Il tennis italiano non è più soltanto uno sport in crescita: è diventato, a tutti gli effetti, un fenomeno di massa capace di ridisegnare abitudini, interessi e persino la geografia della passione sportiva nel Paese. A fotografare questa trasformazione è l’Indice dell’Effetto Sinner (IES), uno studio realizzato da Casinos.com che misura il livello di entusiasmo per il tennis in ognuna delle venti regioni italiane, incrociando la pratica agonistica con l’interesse digitale espresso attraverso le ricerche online.
Il metodo di calcolo attribuisce a ogni regione un punteggio da 0 a 100: il 40% deriva dal numero di giocatori agonisti attivi ogni 100.000 abitanti, mentre il restante 60% viene ripartito equamente tra sei parole chiave analizzate su Google nel triennio compreso tra luglio 2023 e giugno 2026, Jannik Sinner, Jasmine Paolini, tennis, tennis in tv, torneo di Wimbledon e Coppa Davis.
Il risultato non lascia dubbi: il Trentino-Alto Adige comanda la classifica nazionale con 94,2 punti su 100, un margine molto ampio rispetto a tutte le altre regioni. Un primato che appare quasi scontato, considerando che è proprio in questa terra che è nato e cresciuto Jannik Sinner, oggi punto di riferimento assoluto del tennis mondiale. Ma è il resto della graduatoria a raccontare la vera portata del fenomeno: la crescita dell’interesse per la racchetta non riguarda soltanto la regione d’origine del campione altoatesino, ma si estende in modo sorprendente a gran parte del territorio nazionale.

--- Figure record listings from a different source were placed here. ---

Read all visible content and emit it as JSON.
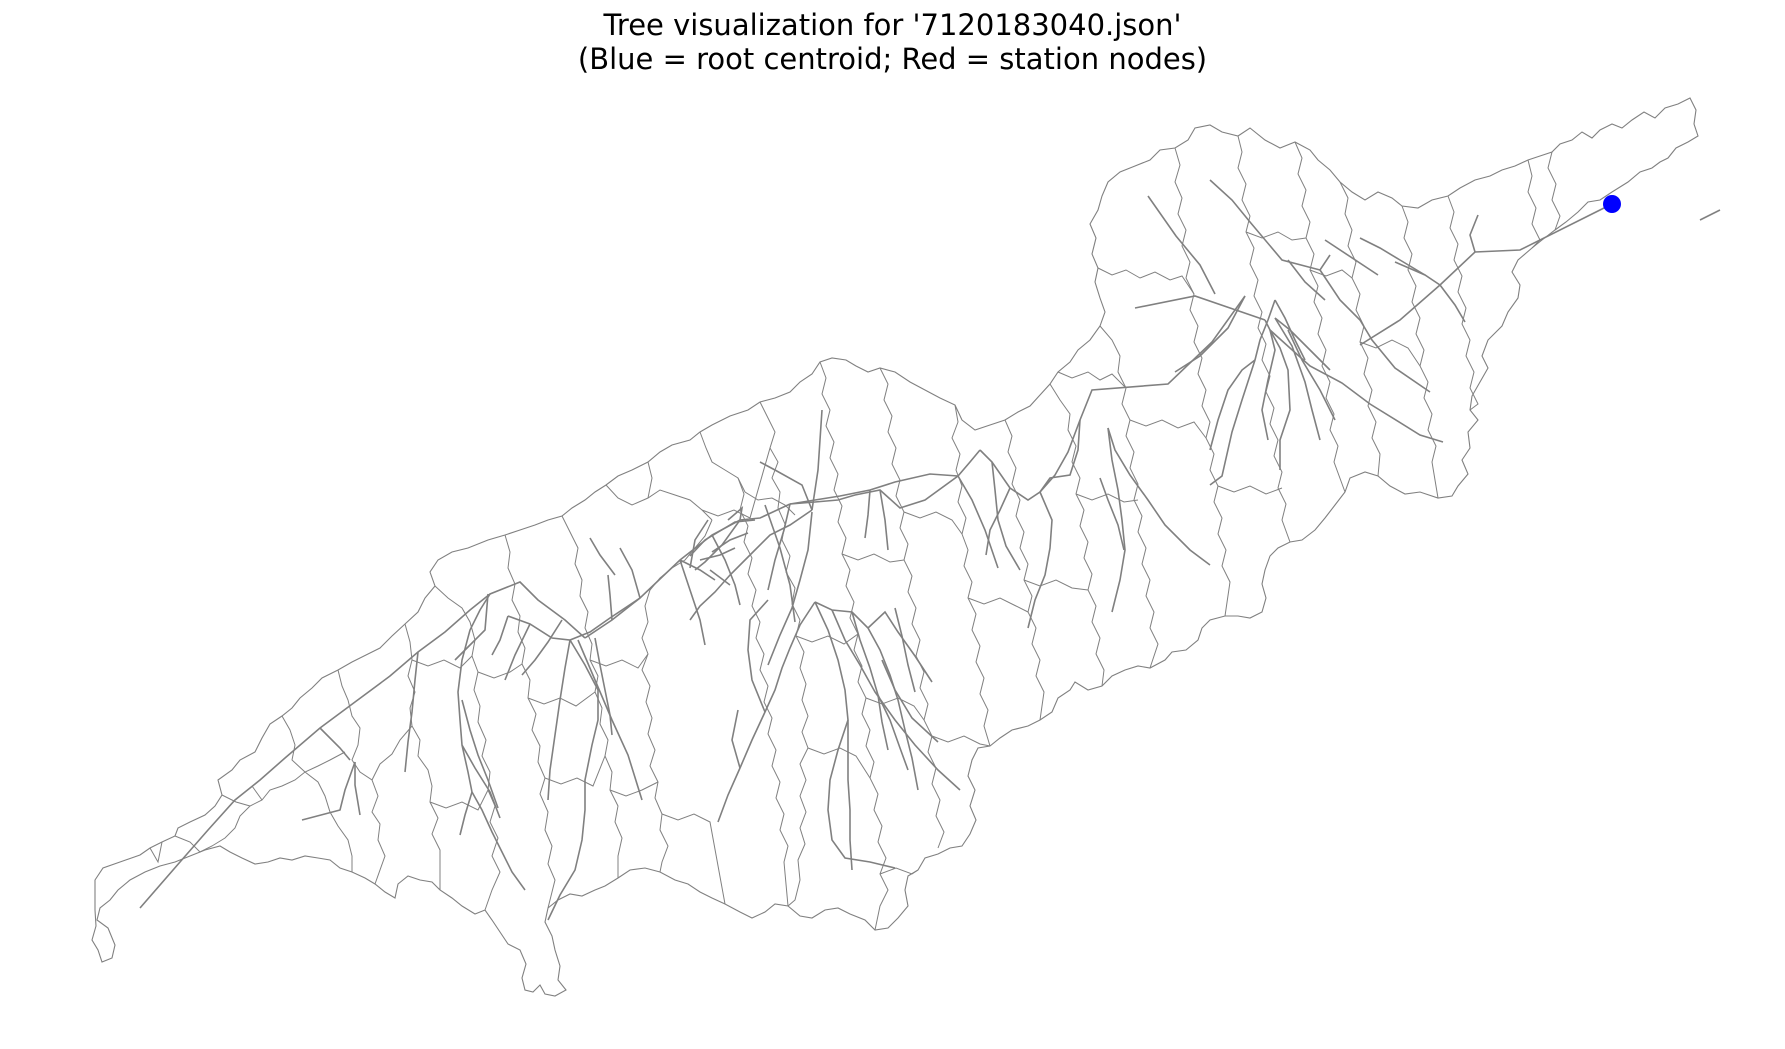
{
  "figure": {
    "title_line1": "Tree visualization for '7120183040.json'",
    "title_line2": "(Blue = root centroid; Red = station nodes)"
  },
  "map": {
    "basin_outline_color": "#808080",
    "tree_edge_color": "#808080",
    "root_color": "#0000ff",
    "station_color": "#ff0000",
    "station_nodes_visible": 0,
    "root_marker": "root-centroid"
  }
}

Le Marche, ad esempio, si piazzano già al quarto posto della classifica, segno che l’entusiasmo per questo sport si sta diffondendo capillarmente anche lontano dalle zone tradizionalmente più legate al tennis.

Il recente trionfo di Sinner a Wimbledon, arrivato al termine di una finale spettacolare, rappresenta soltanto l’ultimo capitolo di una crescita che va avanti da anni. L’altoatesino è riuscito in un’impresa che pochi altri campioni italiani erano riusciti a compiere: trasformarsi da semplice fuoriclasse sportivo a vero e proprio fenomeno culturale trasversale. Il suo stile sobrio, la continuità dei risultati ai vertici del ranking mondiale e la capacità di restare costantemente sotto i riflettori hanno reso il tennis uno degli sport più seguiti dagli italiani, superando una tradizione che per decenni ha visto il calcio come sport nazionale per eccellenza.
I numeri, come evidenziato dallo studio di Casinos.com, confermano questa tendenza in modo netto: la Federazione Italiana Tennis e Padel ha registrato una crescita impressionante del numero di tesserati, oggi saliti oltre quota 1,15 milioni: praticamente il triplo rispetto a soli pochi anni fa. Un balzo che ha riempito i circoli in tutta Italia e che ha trasformato uno sport a lungo percepito come elitario e costoso in una pratica sempre più diffusa e accessibile, capace di attrarre nuovi appassionati di ogni età e provenienza geografica.
Un cambiamento che va ben oltre il semplice dato sportivo: dietro alla crescita dei tesserati si muove infatti un vero e proprio indotto economico, fatto di attrezzature, abbigliamento, scuole tennis e strutture sportive, che sta contribuendo a ridisegnare il settore. Difficilmente, prima dell’era Sinner, si sarebbe potuto immaginare un simile impatto sociale ed economico generato da un singolo atleta. Resta ora da capire se questa spinta continuerà a crescere anche nei prossimi anni o se, come spesso accade con i fenomeni legati a un singolo campione, l’entusiasmo seguirà l’andamento dei risultati sportivi del suo protagonista.